Now with YouTube, DVD's etc...you can check out some heavy ass drummers, but really check them out and see if they are really slamming stuff, or if they just look like they are, but are actually relaxed in their arms, wrists and hands.

Have fun!
My apologies. I forget that sarcasm doesn't translate too well on this forum...
 

Vipercussionist

Silver Member
Well you might also be someone like Bernard Purdie, or Tain... They hit hard and definitely made their mark in the jazz, and blues idioms.
YEAH!
I stood on the stage in front of Bernard Purdie playing and he ain't no whimp man!!
He did some DAMAGE!!
.
.
.

__________________
Most respect the badge, but all fear the drum.
 

bobdadruma

Platinum Member
I always hit harder at gigs than I do at practice. I don't plan it that way. It just seems to always work out that way. I also do use dynamics. I don't just whack the crap out of my drums and cymbals during the whole gig. When the time is right I simply raise the bar and the volume a bit. The other members of the band tend to play louder at gigs, So I do! It's that simple.
 

m1ck

Senior Member
I find that I am becoming a harder and harder hitter all the time. I don't know if it's good or bad: I'm aware of it and try to keep it in check. I usually back off when I notice I'm going ape, because I don't want to dominate the band.

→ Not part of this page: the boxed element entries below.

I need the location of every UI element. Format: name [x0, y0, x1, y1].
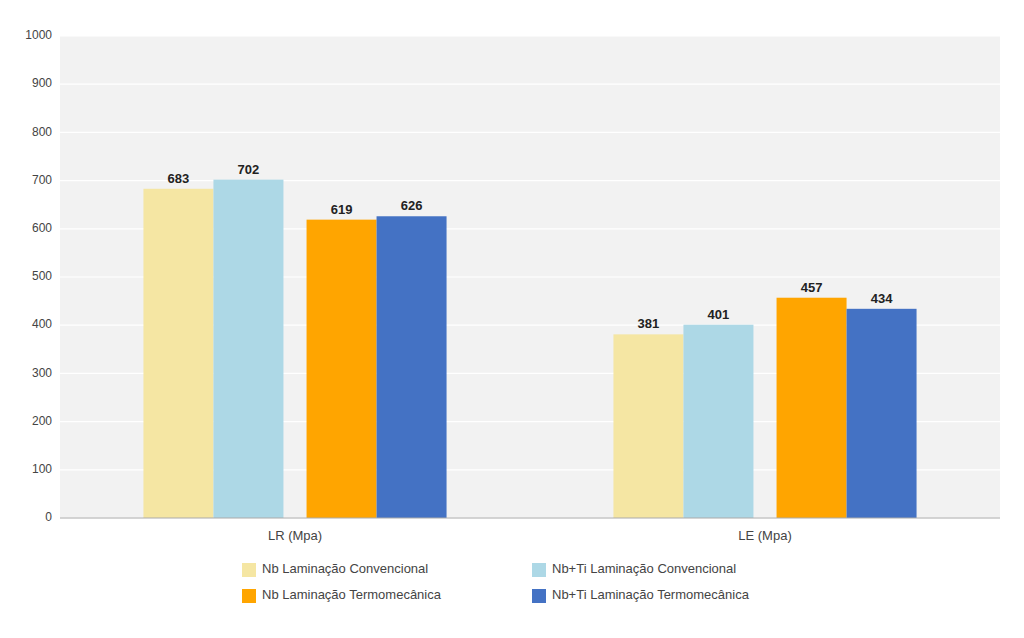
data-label: 381 — [638, 316, 660, 331]
bar — [143, 189, 213, 518]
y-tick-label: 600 — [32, 221, 52, 235]
y-tick-label: 800 — [32, 125, 52, 139]
plot-background — [60, 36, 1000, 518]
data-label: 457 — [801, 280, 823, 295]
y-tick-label: 400 — [32, 317, 52, 331]
bar — [777, 298, 847, 518]
legend-label: Nb+Ti Laminação Convencional — [552, 561, 736, 576]
data-label: 619 — [331, 202, 353, 217]
legend-swatch — [242, 589, 256, 603]
grid-line — [60, 132, 1000, 133]
x-tick-label: LR (Mpa) — [268, 528, 322, 543]
bars — [143, 180, 916, 518]
y-tick-label: 500 — [32, 269, 52, 283]
legend: Nb Laminação Convencional Nb+Ti Laminação… — [242, 561, 750, 603]
grid-line — [60, 180, 1000, 181]
legend-swatch — [242, 563, 256, 577]
data-label: 434 — [871, 291, 893, 306]
legend-label: Nb Laminação Convencional — [262, 561, 428, 576]
bar — [613, 334, 683, 518]
y-tick-label: 300 — [32, 366, 52, 380]
chart-container: 0 100 200 300 400 500 600 700 800 900 1000 683 381 70… — [0, 0, 1024, 638]
chart: 0 100 200 300 400 500 600 700 800 900 1000 683 381 70… — [0, 0, 1024, 638]
y-tick-label: 0 — [45, 510, 52, 524]
data-label: 401 — [708, 307, 730, 322]
legend-label: Nb+Ti Laminação Termomecânica — [552, 587, 750, 602]
y-tick-label: 900 — [32, 76, 52, 90]
y-tick-label: 100 — [32, 462, 52, 476]
bar — [307, 220, 377, 518]
legend-label: Nb Laminação Termomecânica — [262, 587, 442, 602]
data-label: 702 — [238, 162, 260, 177]
grid-line — [60, 517, 1000, 518]
data-label: 683 — [168, 171, 190, 186]
bar — [683, 325, 753, 518]
grid-line — [60, 84, 1000, 85]
legend-swatch — [532, 563, 546, 577]
data-labels: 683 381 702 401 619 457 626 434 — [168, 162, 894, 332]
bar — [213, 180, 283, 518]
legend-swatch — [532, 589, 546, 603]
x-tick-label: LE (Mpa) — [738, 528, 791, 543]
y-tick-label: 1000 — [25, 28, 52, 42]
y-tick-label: 200 — [32, 414, 52, 428]
bar — [847, 309, 917, 518]
grid-line — [60, 35, 1000, 36]
x-axis-line — [60, 518, 1000, 519]
y-tick-label: 700 — [32, 173, 52, 187]
data-label: 626 — [401, 198, 423, 213]
bar — [377, 216, 447, 518]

It's usually when the music excites me and I lock onto something I like that I start laying into it.

Playing hard all the time, just for the sake of playing hard, does not impress me. I don't want to become like that. But I have caught myself becoming primal, lately. On occasion. Like a neanderthal with big thigh-bones in my fists.

I've noticed that a lot of the best metal drummers do not pound the crap out of their equipment. They are fluid and make it look so easy, because they're not expending needless energy.